CHOICE stands for Creating Hope and Opportunity for Investors, Consumers and Entrepreneurs.
The ideas and principles behind the Financial CHOICE Act were first unveiled last June by Chairman Hensarling in a speech to the Economic Club of New York. The Financial Services Committee approved the Financial CHOICE Act in September. The Committee will discuss an updated version of the bill at Wednesday’s hearing.
“Supporters of Dodd-Frank promised it would lift the economy, end bailouts and protect consumers. Yet Americans have suffered through the worst recovery in 70 years, Dodd-Frank guarantees future bailouts for Wall Street, and consumers are paying more and have fewer choices. Dodd-Frank failed to keep its promises to the American people, but we will work with President Trump to follow through on his promise to dismantle Dodd-Frank. That’s not what Wall Street wants, but it is what hardworking Americans need to have a healthier economy with more opportunities so they can achieve financial independence.”
FINANCIAL CHOICE ACT AT A GLANCE:
BANKRUPTCY, NOT BAILOUTS
No more bailouts: that’s at the core of our plan and our commitment to hardworking taxpayers. With bipartisan changes to our bankruptcy code, large financial firms can fail without disrupting the entire economy or forcing hardworking taxpayers to pay for more bailouts.
ACCOUNTABILITY FOR WALL STREET AND WASHINGTON
The Financial CHOICE Act includes the toughest penalties in history for those who commit financial fraud and insider trading. Holding Wall Street accountable with the toughest penalties in history will deter corporate wrongdoing and better protect consumers. At the same time we hold Wall Street accountable, the Financial CHOICE Act also holds Washington accountable. Tougher accountability for Wall Street and Washington will protect the integrity of our markets so they benefit ordinary Americans who are working, saving and investing.
STRONGLY CAPITALIZED BANKS
Dodd-Frank’s one-size-fits-all regulations treat all financial institutions the same, regardless of their size. That makes no sense and hurts smaller, hometown banks and credit unions that did nothing to cause the last financial crisis.

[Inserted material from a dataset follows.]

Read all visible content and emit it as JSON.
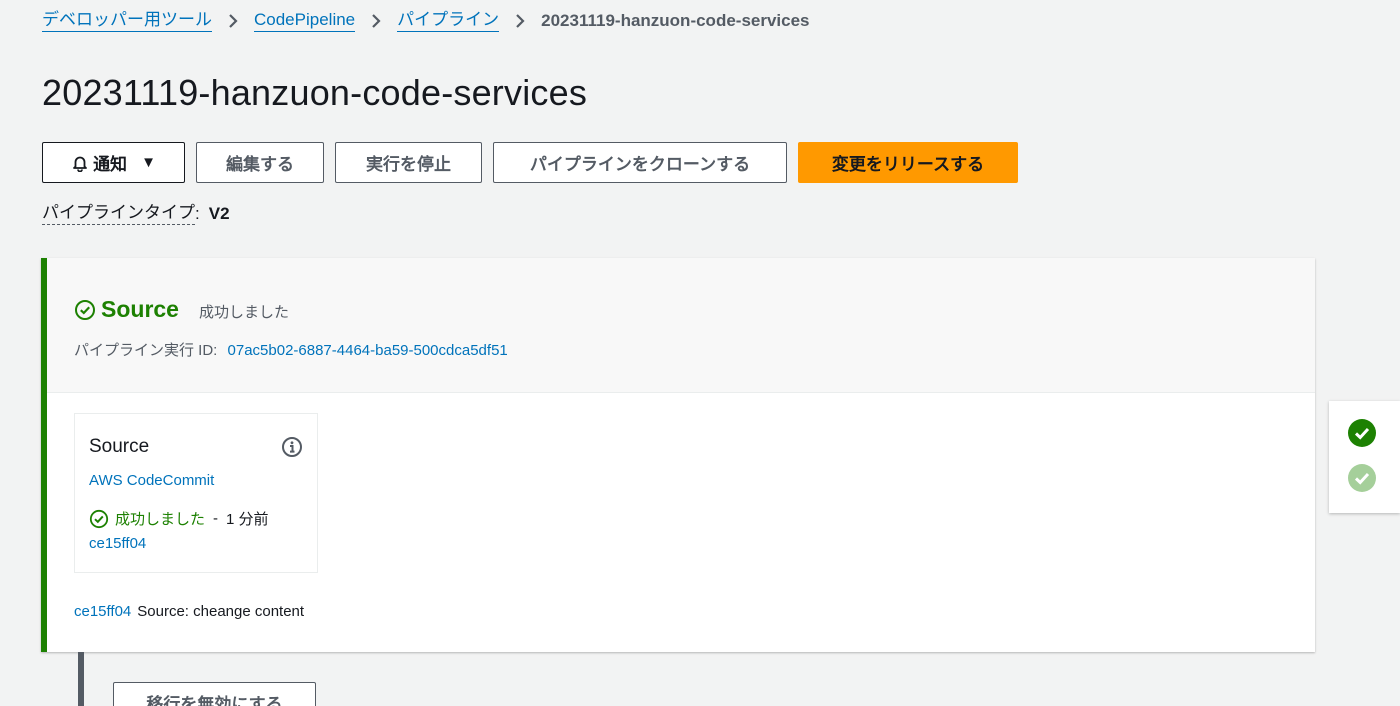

The Financial CHOICE Act is based on two important principles: First, all banks need to be well-capitalized and, second, community banks and credit unions deserve relief from the crushing burden of over-regulation. Under the Financial CHOICE Act, banks and credit unions will qualify for regulatory relief if they elect to maintain enough capital to ensure that if they get in trouble, taxpayers won’t be forced to bail them out. Ninety-eight percent of the financial institutions that met the Financial CHOICE Act’s requirements for being well-capitalized did not fail during the financial crisis. Of the miniscule percentage that did fail, none posed a systemic risk.
The Financial CHOICE Act grows our economy from Main Street up. Dodd-Frank tries to control the economy from Washington down. The Financial CHOICE Act will help get credit and capital into the hands of working men and women to fuel their economic growth.